10 busiest international routes at Cork Airport (2025)
| Rank | Airport | Passengers handled | % Change 2024 |
| 1 | London–Heathrow | 419,812 | 03.8 |
| 2 | London–Stansted | 326,835 | 04.9 |
| 3 | Málaga | 222,135 | 02.4 |
| 4 | Manchester | 218,102 | 02.7 |
| 5 | Faro | 201,248 | 019.8 |
| 6 | Amsterdam | 168,627 | 029.2 |
| 7 | Lanzarote | 158,334 | 027.2 |
| 8 | Edinburgh | 140,517 | 07.9 |
| 9 | London-Gatwick | 129,021 | 01.8 |
| 10 | Palma de Mallorca | 111,906 | 0- |
^{Source: Central Statistics Office}

==General aviation and business jets==
Cork Airport has a number of services supporting general aviation flying, and also serves business jets. Both fixed wing and rotary wing flight training providers operate at the airport, with flying schools located to the south of the terminal building, on the east side of the main runway.

==Business park==
A 9.3 ha business park was developed at the airport from October 1998. As of 2026, there were in excess of 50 tenant companies in the business park, including Amazon, IBM, Intel, Poppulo and Aviva.

==Ground transport==

===Bus===
Bus Éireann serve the airport on route number 225 (from Kent Rail Station to Haulbowline) and route 226 (Kent Rail Station to Kinsale). Irish Citylink also operate coach services to the airport from Galway via Limerick:

===Taxi===
The airport is served by taxi, with a taxi rank outside the arrivals entrance.

===Rail===
There is no rail link to the airport, and the nearest station is Kent Station on the edge of the city centre. There are multiple Bus Éireann routes connecting the airport to Kent Station via the city centre.

===Car===
Cork Airport is located 7.5 km from the city centre. It is connected to the city centre via the N27 and N40. The R600 connects the airport to the port town of Kinsale, which forms part of the Wild Atlantic Way tourist route. The airport is approximately 260 km away from Dublin and 107 km from Limerick, accessed via the M8 and N20 respectively. DAA operates all car parks at the airport, with both short-term and long-term parking within the campus and over 4,600 spaces in total. A number of companies offer car-hire in the arrivals hall of the terminal building.

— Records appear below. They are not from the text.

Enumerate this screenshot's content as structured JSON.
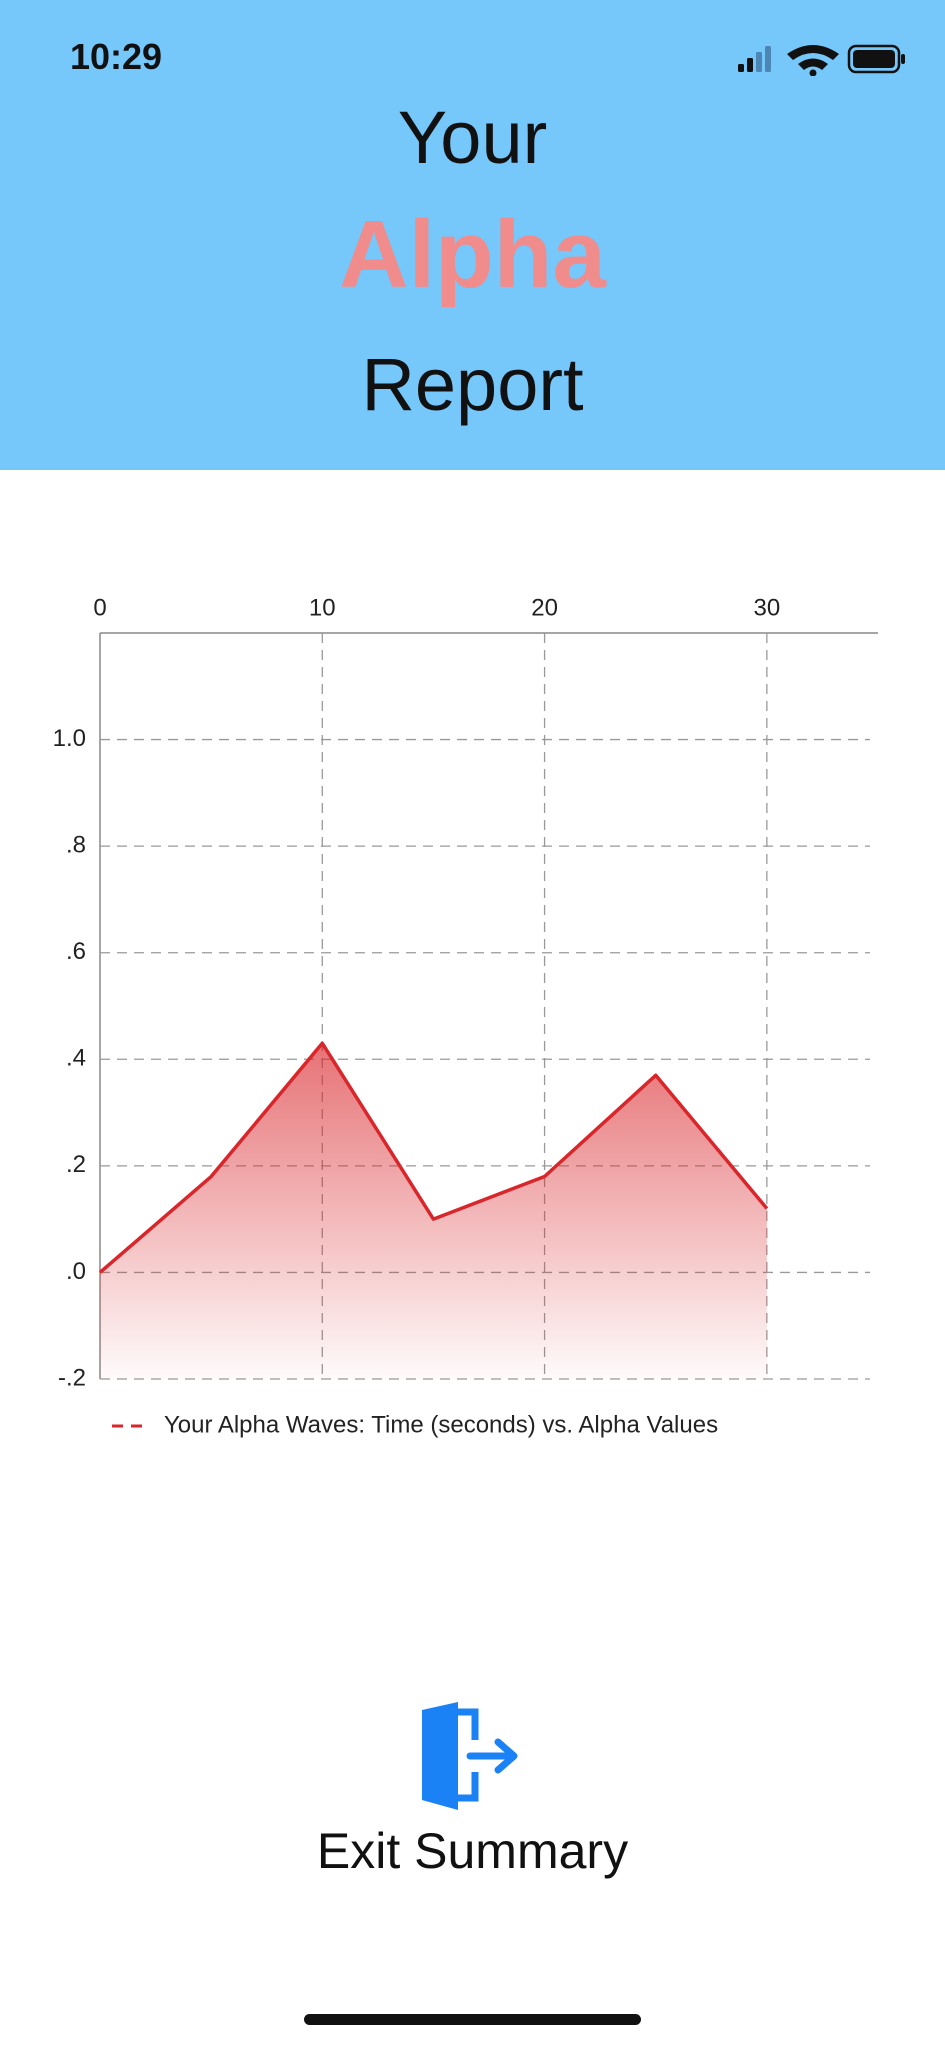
{
  "status_bar": {
    "time": "10:29"
  },
  "header": {
    "line1": "Your",
    "line2": "Alpha",
    "line3": "Report"
  },
  "chart_data": {
    "type": "line",
    "x": [
      0,
      5,
      10,
      15,
      20,
      25,
      30
    ],
    "series": [
      {
        "name": "Your Alpha Waves: Time (seconds) vs. Alpha Values",
        "color": "#d9262b",
        "values": [
          0,
          0.18,
          0.43,
          0.1,
          0.18,
          0.37,
          0.12
        ]
      }
    ],
    "xlim": [
      0,
      35
    ],
    "xticks": [
      0,
      10,
      20,
      30
    ],
    "x_axis_side": "top",
    "ylim": [
      -0.2,
      1.2
    ],
    "yticks": [
      {
        "value": -0.2,
        "label": "-.2"
      },
      {
        "value": 0,
        "label": ".0"
      },
      {
        "value": 0.2,
        "label": ".2"
      },
      {
        "value": 0.4,
        "label": ".4"
      },
      {
        "value": 0.6,
        "label": ".6"
      },
      {
        "value": 0.8,
        "label": ".8"
      },
      {
        "value": 1,
        "label": "1.0"
      }
    ],
    "grid": true,
    "area_fill": true,
    "legend": "bottom"
  },
  "button": {
    "label": "Exit Summary"
  }
}
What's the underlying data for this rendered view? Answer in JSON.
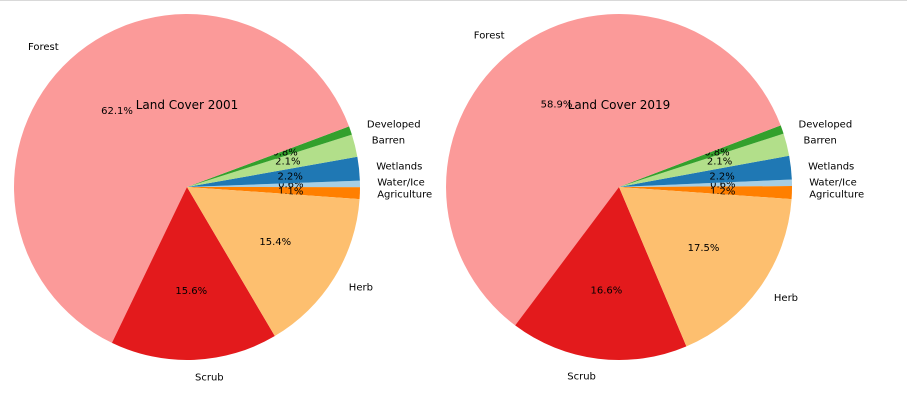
{
  "chart_data": [
    {
      "type": "pie",
      "title": "Land Cover 2001",
      "categories": [
        "Agriculture",
        "Water/Ice",
        "Wetlands",
        "Barren",
        "Developed",
        "Forest",
        "Scrub",
        "Herb"
      ],
      "values": [
        1.1,
        0.6,
        2.2,
        2.1,
        0.8,
        62.1,
        15.6,
        15.4
      ],
      "value_labels": [
        "1.1%",
        "0.6%",
        "2.2%",
        "2.1%",
        "0.8%",
        "62.1%",
        "15.6%",
        "15.4%"
      ],
      "colors": [
        "#ff7f00",
        "#a6cee3",
        "#1f78b4",
        "#b2df8a",
        "#33a02c",
        "#fb9a99",
        "#e31a1c",
        "#fdbf6f"
      ],
      "start_angle_deg": -4,
      "direction": "counterclockwise"
    },
    {
      "type": "pie",
      "title": "Land Cover 2019",
      "categories": [
        "Agriculture",
        "Water/Ice",
        "Wetlands",
        "Barren",
        "Developed",
        "Forest",
        "Scrub",
        "Herb"
      ],
      "values": [
        1.2,
        0.6,
        2.2,
        2.1,
        0.8,
        58.9,
        16.6,
        17.5
      ],
      "value_labels": [
        "1.2%",
        "0.6%",
        "2.2%",
        "2.1%",
        "0.8%",
        "58.9%",
        "16.6%",
        "17.5%"
      ],
      "colors": [
        "#ff7f00",
        "#a6cee3",
        "#1f78b4",
        "#b2df8a",
        "#33a02c",
        "#fb9a99",
        "#e31a1c",
        "#fdbf6f"
      ],
      "start_angle_deg": -4,
      "direction": "counterclockwise"
    }
  ]
}
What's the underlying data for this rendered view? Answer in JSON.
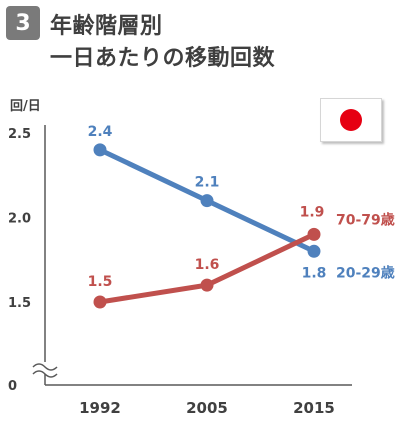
{
  "header": {
    "number": "3",
    "title_line1": "年齢階層別",
    "title_line2": "一日あたりの移動回数"
  },
  "flag_icon": "japan-flag-icon",
  "colors": {
    "series_young": "#4f81bd",
    "series_old": "#c0504d",
    "axis": "#595959"
  },
  "chart_data": {
    "type": "line",
    "ylabel": "回/日",
    "x": [
      "1992",
      "2005",
      "2015"
    ],
    "yticks": [
      "2.5",
      "2.0",
      "1.5",
      "0"
    ],
    "ylim": [
      1.0,
      2.5
    ],
    "axis_break": true,
    "grid": false,
    "series": [
      {
        "name": "20-29歳",
        "values": [
          2.4,
          2.1,
          1.8
        ],
        "labels": [
          "2.4",
          "2.1",
          "1.8"
        ],
        "color": "#4f81bd"
      },
      {
        "name": "70-79歳",
        "values": [
          1.5,
          1.6,
          1.9
        ],
        "labels": [
          "1.5",
          "1.6",
          "1.9"
        ],
        "color": "#c0504d"
      }
    ]
  }
}
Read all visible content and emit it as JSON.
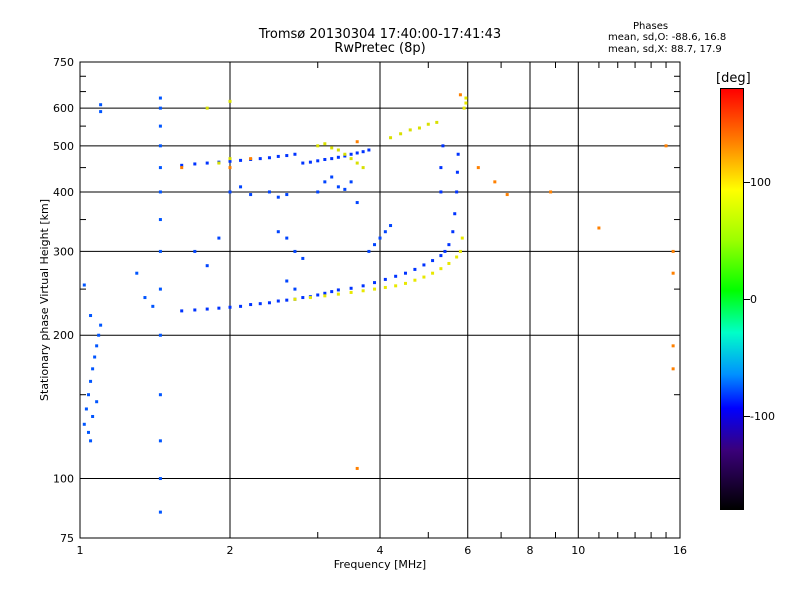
{
  "chart_data": {
    "type": "scatter",
    "title": "Tromsø 20130304 17:40:00-17:41:43",
    "subtitle": "RwPretec (8p)",
    "xlabel": "Frequency [MHz]",
    "ylabel": "Stationary phase Virtual Height [km]",
    "x_scale": "log",
    "y_scale": "log",
    "xlim": [
      1,
      16
    ],
    "ylim": [
      75,
      750
    ],
    "x_ticks": [
      1,
      2,
      4,
      6,
      8,
      10,
      16
    ],
    "x_tick_labels": [
      "1",
      "2",
      "4",
      "6",
      "8",
      "10",
      "16"
    ],
    "y_ticks": [
      75,
      100,
      200,
      300,
      400,
      500,
      600,
      750
    ],
    "y_tick_labels": [
      "75",
      "100",
      "200",
      "300",
      "400",
      "500",
      "600",
      "750"
    ],
    "grid": true,
    "phases": {
      "heading": "Phases",
      "line_o": "mean, sd,O: -88.6, 16.8",
      "line_x": "mean, sd,X:  88.7, 17.9"
    },
    "colorbar": {
      "unit": "[deg]",
      "tick_labels": [
        "100",
        "0",
        "-100"
      ],
      "tick_values": [
        100,
        0,
        -100
      ],
      "range": [
        -180,
        180
      ]
    },
    "series": [
      {
        "trace": "O-mode F-layer trace (blue)",
        "color": "#0033ff",
        "points": [
          [
            1.6,
            225
          ],
          [
            1.7,
            226
          ],
          [
            1.8,
            227
          ],
          [
            1.9,
            228
          ],
          [
            2.0,
            229
          ],
          [
            2.1,
            230
          ],
          [
            2.2,
            232
          ],
          [
            2.3,
            233
          ],
          [
            2.4,
            234
          ],
          [
            2.5,
            236
          ],
          [
            2.6,
            237
          ],
          [
            2.7,
            238
          ],
          [
            2.8,
            240
          ],
          [
            2.9,
            241
          ],
          [
            3.0,
            243
          ],
          [
            3.1,
            245
          ],
          [
            3.2,
            247
          ],
          [
            3.3,
            249
          ],
          [
            3.5,
            251
          ],
          [
            3.7,
            254
          ],
          [
            3.9,
            258
          ],
          [
            4.1,
            262
          ],
          [
            4.3,
            266
          ],
          [
            4.5,
            270
          ],
          [
            4.7,
            275
          ],
          [
            4.9,
            281
          ],
          [
            5.1,
            287
          ],
          [
            5.3,
            294
          ],
          [
            5.4,
            300
          ],
          [
            5.5,
            310
          ],
          [
            5.6,
            330
          ],
          [
            5.65,
            360
          ],
          [
            5.7,
            400
          ],
          [
            5.72,
            440
          ],
          [
            5.74,
            480
          ],
          [
            5.3,
            400
          ],
          [
            5.3,
            450
          ],
          [
            5.35,
            500
          ]
        ]
      },
      {
        "trace": "X-mode F-layer trace (yellow)",
        "color": "#e8e800",
        "points": [
          [
            2.7,
            238
          ],
          [
            2.9,
            240
          ],
          [
            3.1,
            242
          ],
          [
            3.3,
            244
          ],
          [
            3.5,
            246
          ],
          [
            3.7,
            248
          ],
          [
            3.9,
            250
          ],
          [
            4.1,
            252
          ],
          [
            4.3,
            254
          ],
          [
            4.5,
            257
          ],
          [
            4.7,
            261
          ],
          [
            4.9,
            265
          ],
          [
            5.1,
            270
          ],
          [
            5.3,
            276
          ],
          [
            5.5,
            283
          ],
          [
            5.7,
            292
          ],
          [
            5.8,
            300
          ],
          [
            5.85,
            320
          ],
          [
            5.9,
            600
          ],
          [
            5.95,
            615
          ],
          [
            5.95,
            630
          ]
        ]
      },
      {
        "trace": "Upper E/F2 trace (blue)",
        "color": "#0033ff",
        "points": [
          [
            1.6,
            455
          ],
          [
            1.7,
            458
          ],
          [
            1.8,
            460
          ],
          [
            1.9,
            462
          ],
          [
            2.0,
            464
          ],
          [
            2.1,
            466
          ],
          [
            2.2,
            468
          ],
          [
            2.3,
            470
          ],
          [
            2.4,
            472
          ],
          [
            2.5,
            475
          ],
          [
            2.6,
            477
          ],
          [
            2.7,
            480
          ],
          [
            2.8,
            460
          ],
          [
            2.9,
            462
          ],
          [
            3.0,
            465
          ],
          [
            3.1,
            468
          ],
          [
            3.2,
            470
          ],
          [
            3.3,
            473
          ],
          [
            3.4,
            476
          ],
          [
            3.5,
            480
          ],
          [
            3.6,
            483
          ],
          [
            3.7,
            486
          ],
          [
            3.8,
            490
          ]
        ]
      },
      {
        "trace": "Upper yellow scatter",
        "color": "#d8e000",
        "points": [
          [
            3.0,
            500
          ],
          [
            3.1,
            505
          ],
          [
            3.2,
            495
          ],
          [
            3.3,
            490
          ],
          [
            3.4,
            480
          ],
          [
            3.5,
            470
          ],
          [
            3.6,
            460
          ],
          [
            3.7,
            450
          ],
          [
            4.2,
            520
          ],
          [
            4.4,
            530
          ],
          [
            4.6,
            540
          ],
          [
            4.8,
            545
          ],
          [
            5.0,
            555
          ],
          [
            5.2,
            560
          ],
          [
            1.9,
            460
          ],
          [
            2.0,
            470
          ],
          [
            1.8,
            600
          ],
          [
            2.0,
            620
          ]
        ]
      },
      {
        "trace": "Low-frequency blue cluster",
        "color": "#0055ff",
        "points": [
          [
            1.02,
            130
          ],
          [
            1.03,
            140
          ],
          [
            1.04,
            150
          ],
          [
            1.05,
            160
          ],
          [
            1.06,
            170
          ],
          [
            1.07,
            180
          ],
          [
            1.08,
            190
          ],
          [
            1.09,
            200
          ],
          [
            1.1,
            210
          ],
          [
            1.05,
            120
          ],
          [
            1.04,
            125
          ],
          [
            1.06,
            135
          ],
          [
            1.08,
            145
          ],
          [
            1.02,
            255
          ],
          [
            1.05,
            220
          ],
          [
            1.1,
            610
          ],
          [
            1.1,
            590
          ],
          [
            1.3,
            270
          ],
          [
            1.35,
            240
          ],
          [
            1.4,
            230
          ],
          [
            1.45,
            600
          ],
          [
            1.45,
            500
          ],
          [
            1.45,
            400
          ],
          [
            1.45,
            300
          ],
          [
            1.45,
            250
          ],
          [
            1.45,
            200
          ],
          [
            1.45,
            150
          ],
          [
            1.45,
            120
          ],
          [
            1.45,
            100
          ],
          [
            1.45,
            85
          ],
          [
            1.45,
            630
          ],
          [
            1.45,
            550
          ],
          [
            1.45,
            450
          ],
          [
            1.45,
            350
          ]
        ]
      },
      {
        "trace": "Mid-band blue clusters",
        "color": "#0044ff",
        "points": [
          [
            1.7,
            300
          ],
          [
            1.8,
            280
          ],
          [
            1.9,
            320
          ],
          [
            2.0,
            400
          ],
          [
            2.1,
            410
          ],
          [
            2.2,
            395
          ],
          [
            2.4,
            400
          ],
          [
            2.5,
            390
          ],
          [
            2.6,
            395
          ],
          [
            2.5,
            330
          ],
          [
            2.6,
            320
          ],
          [
            2.7,
            300
          ],
          [
            2.8,
            290
          ],
          [
            2.6,
            260
          ],
          [
            2.7,
            250
          ],
          [
            3.0,
            400
          ],
          [
            3.1,
            420
          ],
          [
            3.2,
            430
          ],
          [
            3.3,
            410
          ],
          [
            3.4,
            405
          ],
          [
            3.5,
            420
          ],
          [
            3.6,
            380
          ],
          [
            3.8,
            300
          ],
          [
            3.9,
            310
          ],
          [
            4.0,
            320
          ],
          [
            4.1,
            330
          ],
          [
            4.2,
            340
          ]
        ]
      },
      {
        "trace": "Mixed-color noise points",
        "color": "#ff8000",
        "points": [
          [
            1.6,
            450
          ],
          [
            2.2,
            470
          ],
          [
            3.6,
            510
          ],
          [
            5.8,
            640
          ],
          [
            6.3,
            450
          ],
          [
            6.8,
            420
          ],
          [
            7.2,
            395
          ],
          [
            8.8,
            400
          ],
          [
            11.0,
            336
          ],
          [
            15.0,
            500
          ],
          [
            15.5,
            300
          ],
          [
            15.5,
            270
          ],
          [
            15.5,
            190
          ],
          [
            15.5,
            170
          ],
          [
            3.6,
            105
          ],
          [
            2.0,
            450
          ]
        ]
      }
    ]
  }
}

==Accidents and incidents==
- On 10 February 2011, a Fairchild SA 227-BC Metro III owned by the Spanish airline Air Lada registered EC-ITP, was operating a scheduled flight under the AOC of Flightline S.L for the ticket seller Manx2. The flight NM7100 was operating from Belfast-City to Cork with ten passengers and two crew. At 09:50 hrs during the third attempt to land at Cork Airport in low visibility conditions, control was lost and the aircraft impacted the runway. The aircraft came to a rest inverted in soft ground to the right of the runway surface. Post impact fires occurred in both engines which were quickly extinguished by the Airport Fire Service (AFS). Six persons, including both pilots, were fatally injured. Four passengers were seriously injured and two received minor injuries.
- On 22 May 2011, at around 16:30 a man entered a Garda Síochána vehicle in Cork City Centre and slashed the Garda in the vehicle with a knife. The Garda jumped from his vehicle and the man hijacked it, hitting a number of vehicles while driving to Cork Airport. At approximately 16:50 the vehicle rammed through a perimeter airport fence, before breaking down. The man abandoned the Garda vehicle and, again producing a knife, hijacked an Airport Fire Service vehicle. By this time Air Traffic Control had suspended all operations. The man drove erratically on the airport taxiway, driving underneath a stationary Thomas Cook aircraft at high speed. The man proceeded to ram several Garda and airport vehicles, before attempting to ram an Aer Lingus aircraft. The hijacked vehicle stalled, halting a short distance from the Airbus A320. Armed Gardaí subdued the man with a taser. Flights were resumed after the man was removed and the airport perimeter secured.